BUFFALO, N.Y. -- Dank, the city of Buffalo's first cannabis dispensary, has been open for less than a year.

While owner Aaron Van Camp said the business has been lucrative so far, by April 15 he expects to give back a significant sum to the federal government when he files his income tax return.

"We're capped at what we can have in the bank and we don't anticipate that account having enough to pay what we're going to owe, the number's so great so we're actually setting up another account with a courier to work it out so we can pay the crazy amount that we'll owe them," Van Camp said.

New York's cannabis industry is expecting to pay much more in federal taxes than other small businesses because, while legal in the state, it remains federally illegal. As a result, Section 280E of the tax code severely limits what businesses can deduct from their-taxable income.

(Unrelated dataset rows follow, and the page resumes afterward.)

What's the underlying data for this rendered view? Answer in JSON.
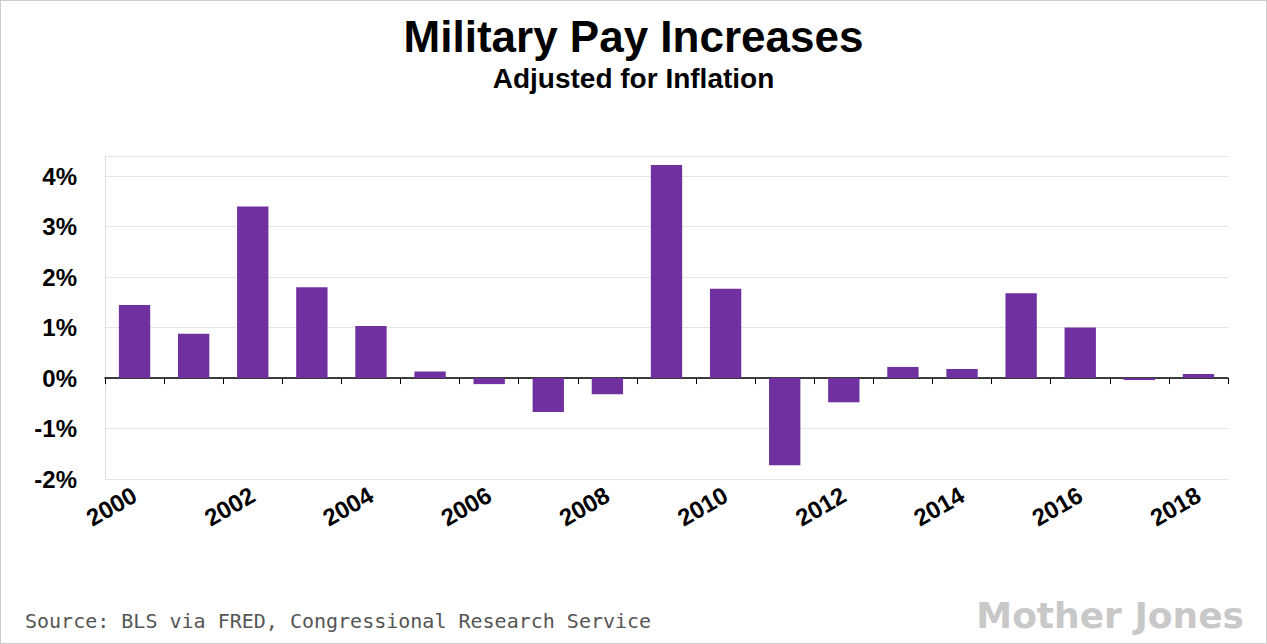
{
  "chart_data": {
    "type": "bar",
    "title": "Military Pay Increases",
    "subtitle": "Adjusted for Inflation",
    "source": "Source: BLS via FRED, Congressional Research Service",
    "logo": "Mother Jones",
    "categories": [
      "2000",
      null,
      "2002",
      null,
      "2004",
      null,
      "2006",
      null,
      "2008",
      null,
      "2010",
      null,
      "2012",
      null,
      "2014",
      null,
      "2016",
      null,
      "2018"
    ],
    "values": [
      1.45,
      0.88,
      3.4,
      1.8,
      1.03,
      0.13,
      -0.12,
      -0.67,
      -0.32,
      4.22,
      1.77,
      -1.73,
      -0.48,
      0.22,
      0.18,
      1.68,
      1.0,
      -0.04,
      0.08
    ],
    "color": "#7030a0",
    "ylim": [
      -2,
      4.4
    ],
    "yticks": [
      {
        "value": -2,
        "label": "-2%"
      },
      {
        "value": -1,
        "label": "-1%"
      },
      {
        "value": 0,
        "label": "0%"
      },
      {
        "value": 1,
        "label": "1%"
      },
      {
        "value": 2,
        "label": "2%"
      },
      {
        "value": 3,
        "label": "3%"
      },
      {
        "value": 4,
        "label": "4%"
      }
    ],
    "grid": true
  }
}
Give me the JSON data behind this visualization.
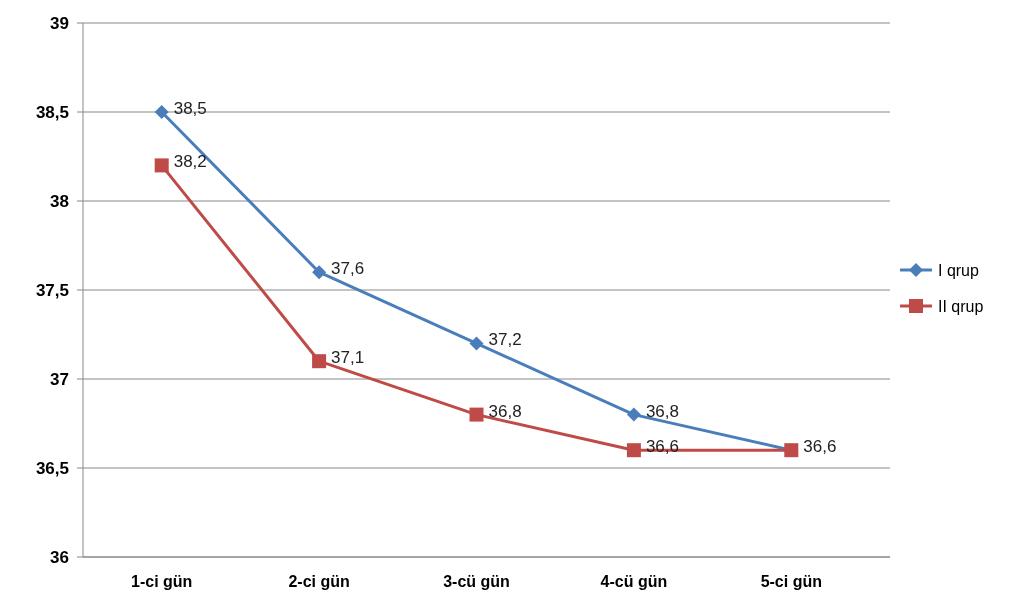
{
  "chart_data": {
    "type": "line",
    "categories": [
      "1-ci gün",
      "2-ci gün",
      "3-cü gün",
      "4-cü gün",
      "5-ci gün"
    ],
    "series": [
      {
        "name": "I qrup",
        "color": "#4a7ebb",
        "marker": "diamond",
        "values": [
          38.5,
          37.6,
          37.2,
          36.8,
          36.6
        ],
        "value_labels": [
          "38,5",
          "37,6",
          "37,2",
          "36,8",
          null
        ]
      },
      {
        "name": "II qrup",
        "color": "#be4b48",
        "marker": "square",
        "values": [
          38.2,
          37.1,
          36.8,
          36.6,
          36.6
        ],
        "value_labels": [
          "38,2",
          "37,1",
          "36,8",
          "36,6",
          "36,6"
        ]
      }
    ],
    "ylim": [
      36,
      39
    ],
    "yticks": [
      {
        "value": 36,
        "label": "36"
      },
      {
        "value": 36.5,
        "label": "36,5"
      },
      {
        "value": 37,
        "label": "37"
      },
      {
        "value": 37.5,
        "label": "37,5"
      },
      {
        "value": 38,
        "label": "38"
      },
      {
        "value": 38.5,
        "label": "38,5"
      },
      {
        "value": 39,
        "label": "39"
      }
    ],
    "grid": "y",
    "legend": "right",
    "line_style": "solid"
  }
}
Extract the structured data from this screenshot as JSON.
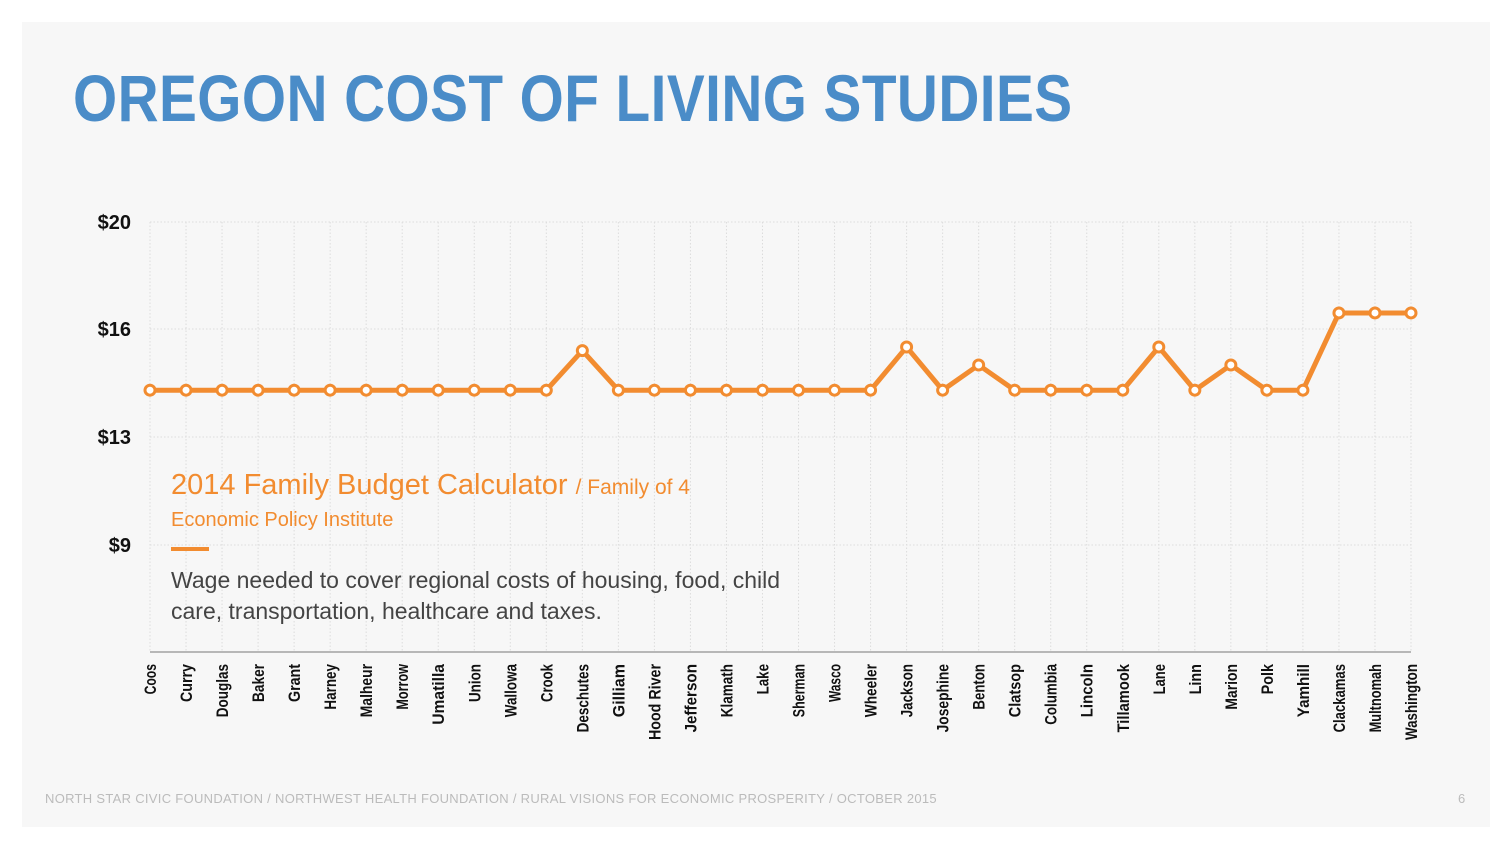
{
  "slide": {
    "title": "OREGON COST OF LIVING STUDIES",
    "footer": "NORTH STAR CIVIC FOUNDATION / NORTHWEST HEALTH FOUNDATION / RURAL VISIONS FOR ECONOMIC PROSPERITY / OCTOBER 2015",
    "page_number": "6"
  },
  "annotation": {
    "title": "2014 Family Budget Calculator",
    "subtitle": "/ Family of 4",
    "source": "Economic Policy Institute",
    "description": "Wage needed to cover regional costs of housing, food, child care, transportation, healthcare and taxes."
  },
  "colors": {
    "title": "#4a8cc8",
    "series": "#f28c30",
    "background": "#f7f7f7"
  },
  "chart_data": {
    "type": "line",
    "categories": [
      "Coos",
      "Curry",
      "Douglas",
      "Baker",
      "Grant",
      "Harney",
      "Malheur",
      "Morrow",
      "Umatilla",
      "Union",
      "Wallowa",
      "Crook",
      "Deschutes",
      "Gilliam",
      "Hood River",
      "Jefferson",
      "Klamath",
      "Lake",
      "Sherman",
      "Wasco",
      "Wheeler",
      "Jackson",
      "Josephine",
      "Benton",
      "Clatsop",
      "Columbia",
      "Lincoln",
      "Tillamook",
      "Lane",
      "Linn",
      "Marion",
      "Polk",
      "Yamhill",
      "Clackamas",
      "Multnomah",
      "Washington"
    ],
    "series": [
      {
        "values": [
          14.3,
          14.3,
          14.3,
          14.3,
          14.3,
          14.3,
          14.3,
          14.3,
          14.3,
          14.3,
          14.3,
          14.3,
          15.4,
          14.3,
          14.3,
          14.3,
          14.3,
          14.3,
          14.3,
          14.3,
          14.3,
          15.5,
          14.3,
          15.0,
          14.3,
          14.3,
          14.3,
          14.3,
          15.5,
          14.3,
          15.0,
          14.3,
          14.3,
          16.6,
          16.6,
          16.6
        ]
      }
    ],
    "y_ticks": [
      {
        "value": 20,
        "label": "$20"
      },
      {
        "value": 16,
        "label": "$16"
      },
      {
        "value": 13,
        "label": "$13"
      },
      {
        "value": 9,
        "label": "$9"
      }
    ],
    "ylim": [
      5,
      20
    ],
    "grid": true,
    "legend": "none"
  }
}
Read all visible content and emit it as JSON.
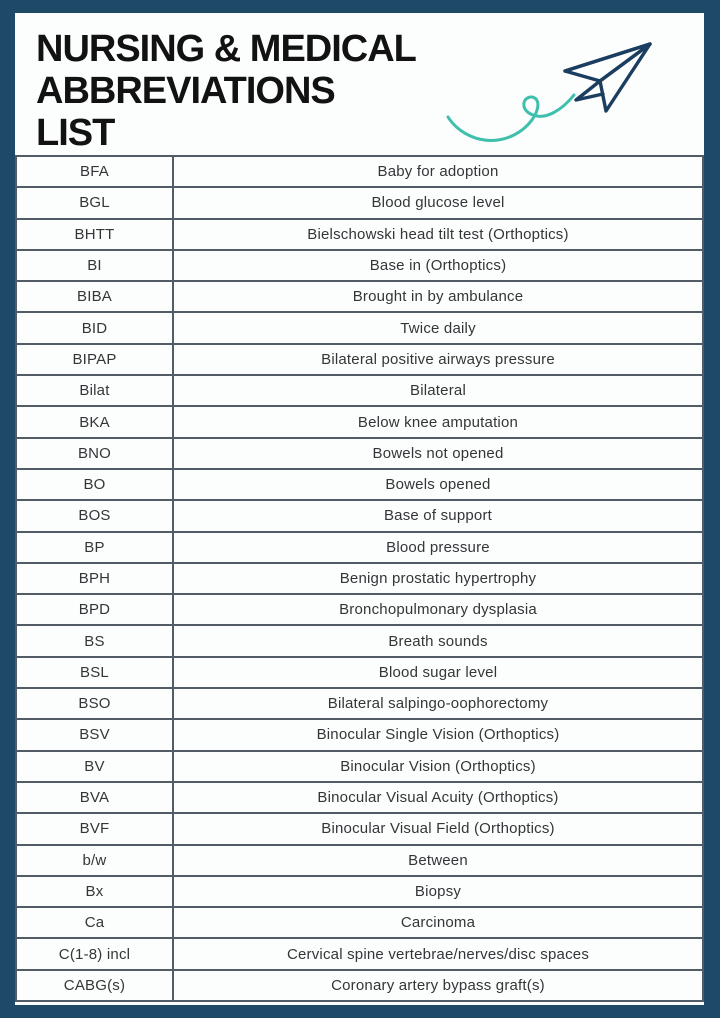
{
  "page": {
    "background_color": "#1e4a68",
    "card_color": "#fcfdfd"
  },
  "header": {
    "title": "NURSING & MEDICAL\nABBREVIATIONS\nLIST",
    "doodle": {
      "plane_icon": "paper-plane-icon",
      "plane_color": "#1b3e60",
      "swoosh_icon": "swoosh-curl-icon",
      "swoosh_color": "#3fbfad"
    }
  },
  "table": {
    "border_color": "#515c67",
    "text_color": "#333638",
    "rows": [
      [
        "BFA",
        "Baby for adoption"
      ],
      [
        "BGL",
        "Blood glucose level"
      ],
      [
        "BHTT",
        "Bielschowski head tilt test (Orthoptics)"
      ],
      [
        "BI",
        "Base in (Orthoptics)"
      ],
      [
        "BIBA",
        "Brought in by ambulance"
      ],
      [
        "BID",
        "Twice daily"
      ],
      [
        "BIPAP",
        "Bilateral positive airways pressure"
      ],
      [
        "Bilat",
        "Bilateral"
      ],
      [
        "BKA",
        "Below knee amputation"
      ],
      [
        "BNO",
        "Bowels not opened"
      ],
      [
        "BO",
        "Bowels opened"
      ],
      [
        "BOS",
        "Base of support"
      ],
      [
        "BP",
        "Blood pressure"
      ],
      [
        "BPH",
        "Benign prostatic hypertrophy"
      ],
      [
        "BPD",
        "Bronchopulmonary dysplasia"
      ],
      [
        "BS",
        "Breath sounds"
      ],
      [
        "BSL",
        "Blood sugar level"
      ],
      [
        "BSO",
        "Bilateral salpingo-oophorectomy"
      ],
      [
        "BSV",
        "Binocular Single Vision (Orthoptics)"
      ],
      [
        "BV",
        "Binocular Vision (Orthoptics)"
      ],
      [
        "BVA",
        "Binocular Visual Acuity (Orthoptics)"
      ],
      [
        "BVF",
        "Binocular Visual Field (Orthoptics)"
      ],
      [
        "b/w",
        "Between"
      ],
      [
        "Bx",
        "Biopsy"
      ],
      [
        "Ca",
        "Carcinoma"
      ],
      [
        "C(1-8) incl",
        "Cervical spine vertebrae/nerves/disc spaces"
      ],
      [
        "CABG(s)",
        "Coronary artery bypass graft(s)"
      ]
    ]
  }
}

"We're basically trying to file extremely conservatively for what we could. Like everything that we're doing pretty much isn't even going to audit. We're filing as a C-Corp and we want everything to go smooth," Van Camp said.

He said he is continuing to use his normal business account but after taking a number of expensive meetings decided to hire a 280E specialist as well.

"The specialists don't come cheap," Van Camp said. "Typically they're asking for like $3,000 to $8,000 a month on retainer to have them which is very crazy to us. It's not something that we really anticipated."

The owner said in order to continue advocating against issues with the young industry, it's important he does everything by the book with his own business. He said he is concerned the IRS could be aggressive in collecting from others.

"I think it's going to pose a real problem in the industry is people don't understand the aspect of how much tax you owe," Van Camp said.

The good news, he said, is this could be the last year 280E is an issue if the federal government moves forward with rescheduling or descheduling cannabis which is currently a Schedule I substance. How quickly that moves forward could depend on the presidential election as the incumbent has been pushing to ease restrictions.

"It also depends on if he needs a push at the end and they feel like one side favorably could sway the election," Van Camp said.